Technical Program

Paper Detail

Paper IDF-1-1.2
Paper Title ACOUSTIC AND TEXTUAL DATA AUGMENTATION FOR CODE-SWITCHING SPEECH RECOGNITION IN UNDER-RESOURCED LANGUAGE
Authors I-Ting Hsieh, Chung-Hsien Wu, Chun-Huang Wang, National Cheng Kung University, Taiwan
Session F-1-1: Emotion, Dialect, and Age Recognition
TimeTuesday, 08 December, 12:30 - 14:00
Presentation Time:Tuesday, 08 December, 12:45 - 13:00 Check your Time Zone
All times are in New Zealand Time (UTC +13)

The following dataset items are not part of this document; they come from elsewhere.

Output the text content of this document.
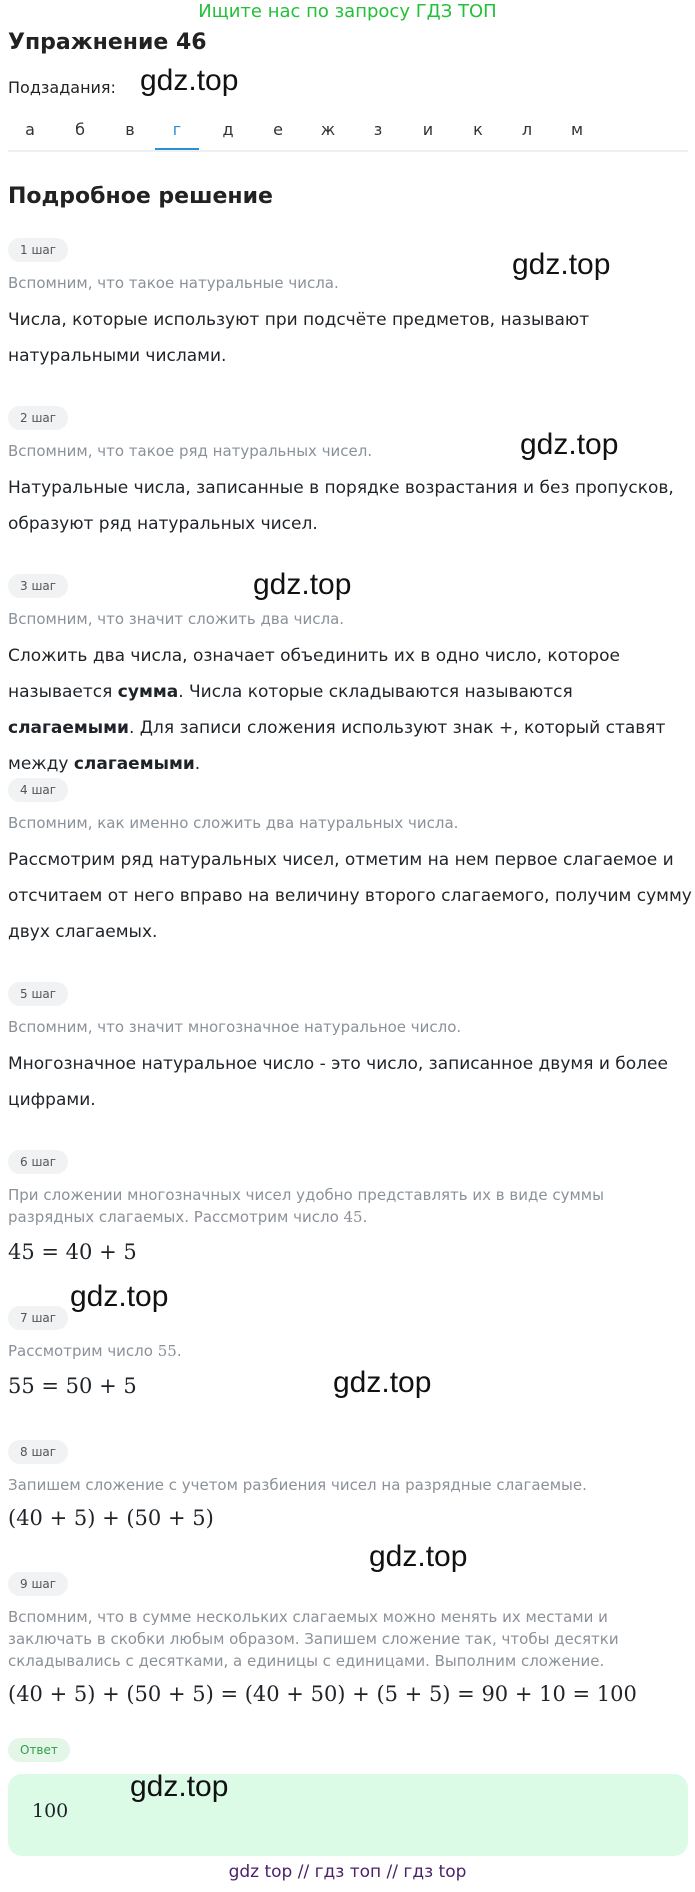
Ищите нас по запросу ГДЗ ТОП
Упражнение 46
Подзадания: gdz.top
а	б	в	г	д	е	ж	з	и	к	л	м
Подробное решение
1 шаг	gdz.top
Вспомним, что такое натуральные числа.
Числа, которые используют при подсчёте предметов, называют натуральными числами.
2 шаг
gdz.top
Вспомним, что такое ряд натуральных чисел.
Натуральные числа, записанные в порядке возрастания и без пропусков, образуют ряд натуральных чисел.
3 шаг	gdz.top
Вспомним, что значит сложить два числа.
Сложить два числа, означает объединить их в одно число, которое называется сумма. Числа которые складываются называются слагаемыми. Для записи сложения используют знак +, который ставят между слагаемыми.
4 шаг
Вспомним, как именно сложить два натуральных числа.
Рассмотрим ряд натуральных чисел, отметим на нем первое слагаемое и отсчитаем от него вправо на величину второго слагаемого, получим сумму двух слагаемых.
5 шаг
Вспомним, что значит многозначное натуральное число.
Многозначное натуральное число - это число, записанное двумя и более цифрами.
6 шаг
При сложении многозначных чисел удобно представлять их в виде суммы разрядных слагаемых. Рассмотрим число 45.
45 = 40 + 5
7 шаг
gdz.top
Рассмотрим число 55.
gdz.top
55 = 50 + 5
8 шаг
Запишем сложение с учетом разбиения чисел на разрядные слагаемые.
(40 + 5) + (50 + 5)
gdz.top
9 шаг
Вспомним, что в сумме нескольких слагаемых можно менять их местами и заключать в скобки любым образом. Запишем сложение так, чтобы десятки складывались с десятками, а единицы с единицами. Выполним сложение.
(40 + 5) + (50 + 5) = (40 + 50) + (5 + 5) = 90 + 10 = 100
Ответ
100
gdz.top
gdz top // гдз топ // гдз top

Topic Speech, Language, and Audio (SLA):
Abstract Under-resourced and code-switching speech recognition have recently received research interest, resulting in several robust acoustic modeling and language modeling approaches. As Taiwanese and Mandarin have been popularly and widely used in Taiwan, this paper aims to address the under-resourced and code-switching issues. First, phone sharing between Taiwanese and Mandarin is employed for acoustic data augmentation to construct the acoustic models of Taiwanese speech recognizer. Regarding the lack of Taiwanese text corpus, this paper translates Mandarin corpus into Taiwanese corpus based on word-to-word translation. Moreover, additional translation rules for code-switching text are manually designed. The augmented text corpus is then used for training the code-switching language models. For evaluation, the word error rate for code-switching speech recognition was 26.02%, which was better than that trained by the pure Taiwanese corpus.